At dinner that night, Fred insists on stuffing Amos with extra helpings of food, figuring he needs it after all the work he's done (as Superboy). Amos goes to bed and Fred enjoys a game of bridge with his friends...until another announcement comes on the radio (just turn that thing off, already!). This time the thwarted bank robbers have attacked an armored car.

Going to summon Amos, Fred finds him doubled over in pain. "I've got a stomach-ache, dad! I told you I was eating too much!" Amos thinks there's another explanation...

But wait, if Fred believes the whole "last survivor of Krypton" story is a fabrication -- since he knows Amos was born on Earth -- then why would Kryptonite hurt Amos? How could there be radioactive debris from a planet that never existed. And if Kryptonite DOES hurt Superboy, how dumb would the Boy of Steel have to be to keep Green-K on his bedstand?

With Amos incapacitated, Fred decides to take the potion himself to fight the crooks (because that's so much easier than just taking the Kryptonite to another room). As it happens, Clark Kent is at the scene of the gun battle between police (Hey, Smallville DOES have police!) and the robbers, having been downtown shopping with Lana Lang when the trouble began. "Now let's see Superboy appear," Lana crows, "while you're right beside me!" You go, girl. What's a few human lives compared to the satisfaction of being proven correct?

Standing nearby, Fred swallows the formula and strides boldly into the gunfire. Clark has seen him drink something and concludes (1) it's Amos' experimental liquid and (2) Mr Carter thinks it'll give him super-powers.

Well, of course that's the only logical conclusion, right? Note that "Big Brother" Clark not only knows Amos is conducting experiments in his home, he can also identify the formula from a glimpse of a test tube several feet away, on the streets of Smallville. Incidentally, he also knows that the guy in the hat, Pete Jorgensen, is on his way to pick up take-out from Pop's Pizza, as he does every Thursday night. He and his wife, Mildred (who suffers from neuralgia in her left leg) like to eat it in the living room while listening to the radio pre-empt Gunsmoke with disaster bulletins. Then they retire to the bedroom, where Mildred is a total freak.

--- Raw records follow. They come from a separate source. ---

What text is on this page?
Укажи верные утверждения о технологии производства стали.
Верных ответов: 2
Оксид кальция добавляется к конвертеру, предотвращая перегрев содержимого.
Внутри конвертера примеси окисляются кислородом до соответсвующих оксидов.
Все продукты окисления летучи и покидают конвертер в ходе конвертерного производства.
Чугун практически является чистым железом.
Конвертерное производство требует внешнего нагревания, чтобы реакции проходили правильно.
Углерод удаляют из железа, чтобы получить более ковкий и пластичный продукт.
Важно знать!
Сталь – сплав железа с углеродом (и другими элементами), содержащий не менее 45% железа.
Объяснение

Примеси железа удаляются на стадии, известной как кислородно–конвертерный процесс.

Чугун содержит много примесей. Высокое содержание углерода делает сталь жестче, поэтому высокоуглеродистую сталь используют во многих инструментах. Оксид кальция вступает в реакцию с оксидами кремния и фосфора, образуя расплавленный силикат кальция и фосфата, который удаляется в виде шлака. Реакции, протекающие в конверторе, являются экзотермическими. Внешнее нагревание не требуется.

Superboy needs to know stuff like that.

As Fred places himself between the crooks and the cops, the crowd is astonished to see him unharmed by the hail of bullets (yay, I've wanted to say "hail of bullets" ever since journalism school). No one realizes Clark is melting the bullets with heat vision from a distance, so it appears Fred is invulnerable. Fred gives the crooks a tap and Clark bowls them over with super-breath, making it appear Fred has clobbered them. Fred tells the grateful police "I can't tell you all, but I can tell you that through Superboy I received super-powers! Now, I've got to fly home!" Clark makes that possible...

Back at the Carter home, Superboy and Amos explain to Fred about the masquerade at the bank, and prove they are not the same person. Fred insists the formula must give super-powers since it worked for him. He asks for more, but Amos says, "You drank the last of the serum...and I've forgotten the mixture!" Uh-huh. So Mr Mental Genius suddenly can't remember what he put in a potion he's been drinking all week? Face it, Fred, your boy is an alcoholic, and that "chemistry set" is his still.

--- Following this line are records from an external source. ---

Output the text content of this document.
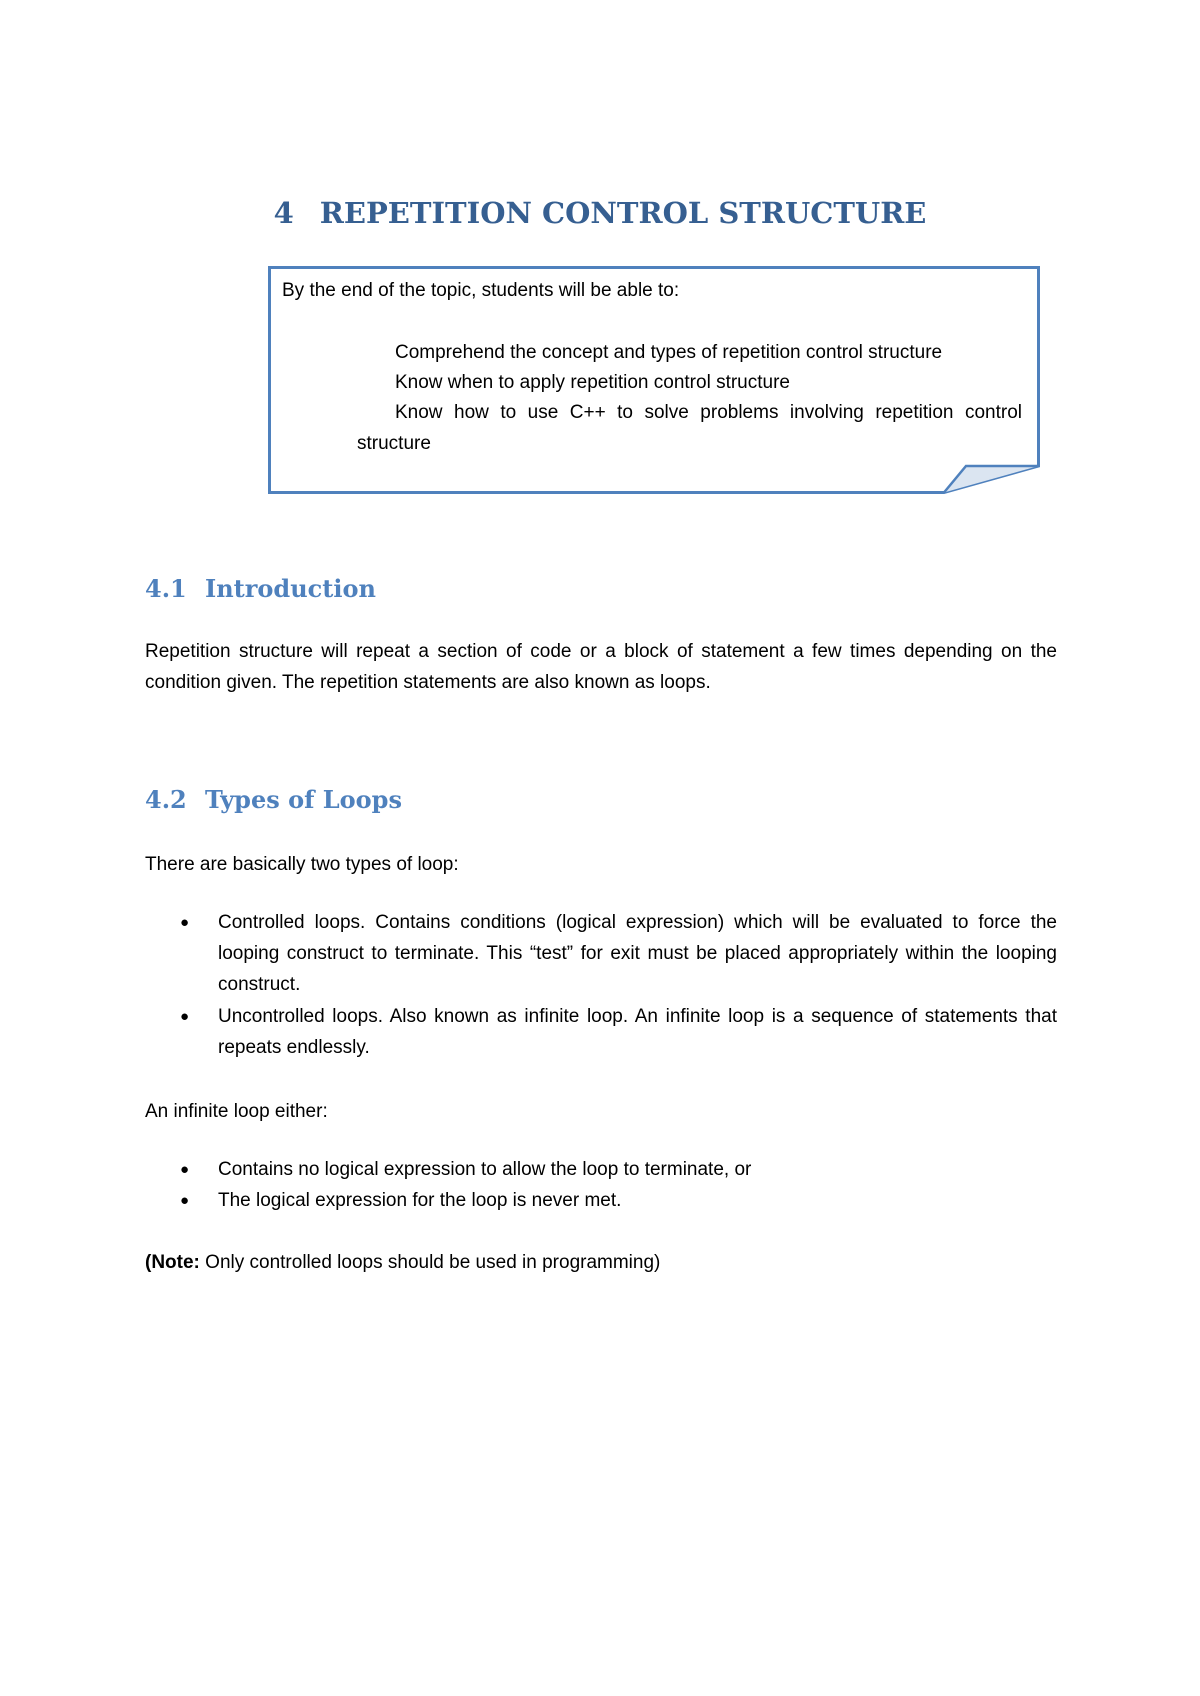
4 REPETITION CONTROL STRUCTURE
By the end of the topic, students will be able to:
Comprehend the concept and types of repetition control structure
Know when to apply repetition control structure
Know how to use C++ to solve problems involving repetition control
structure
4.1 Introduction
Repetition structure will repeat a section of code or a block of statement a few times depending on the condition given. The repetition statements are also known as loops.
4.2 Types of Loops
There are basically two types of loop:
● Controlled loops. Contains conditions (logical expression) which will be evaluated to force the looping construct to terminate. This “test” for exit must be placed appropriately within the looping construct.
● Uncontrolled loops. Also known as infinite loop. An infinite loop is a sequence of statements that repeats endlessly.
An infinite loop either:
● Contains no logical expression to allow the loop to terminate, or
● The logical expression for the loop is never met.
(Note: Only controlled loops should be used in programming)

All that's left now is the "ironic" denouement, which we get as Fred Carter takes a walk with Jonathan Kent. "You can't imagine," says Fred, "how it feels to have Superboy for a son!" Here's where I notice that all the parents in Smallville are senior citizens. Add in cops that hide when you tip them off to crimes, banks and bridges that don't even rate names, radios that only pick up the "special bulletin" channel and an omniscient superbeing who monitors your every move, and it's no wonder the teenagers of Smallville brew up their own booze.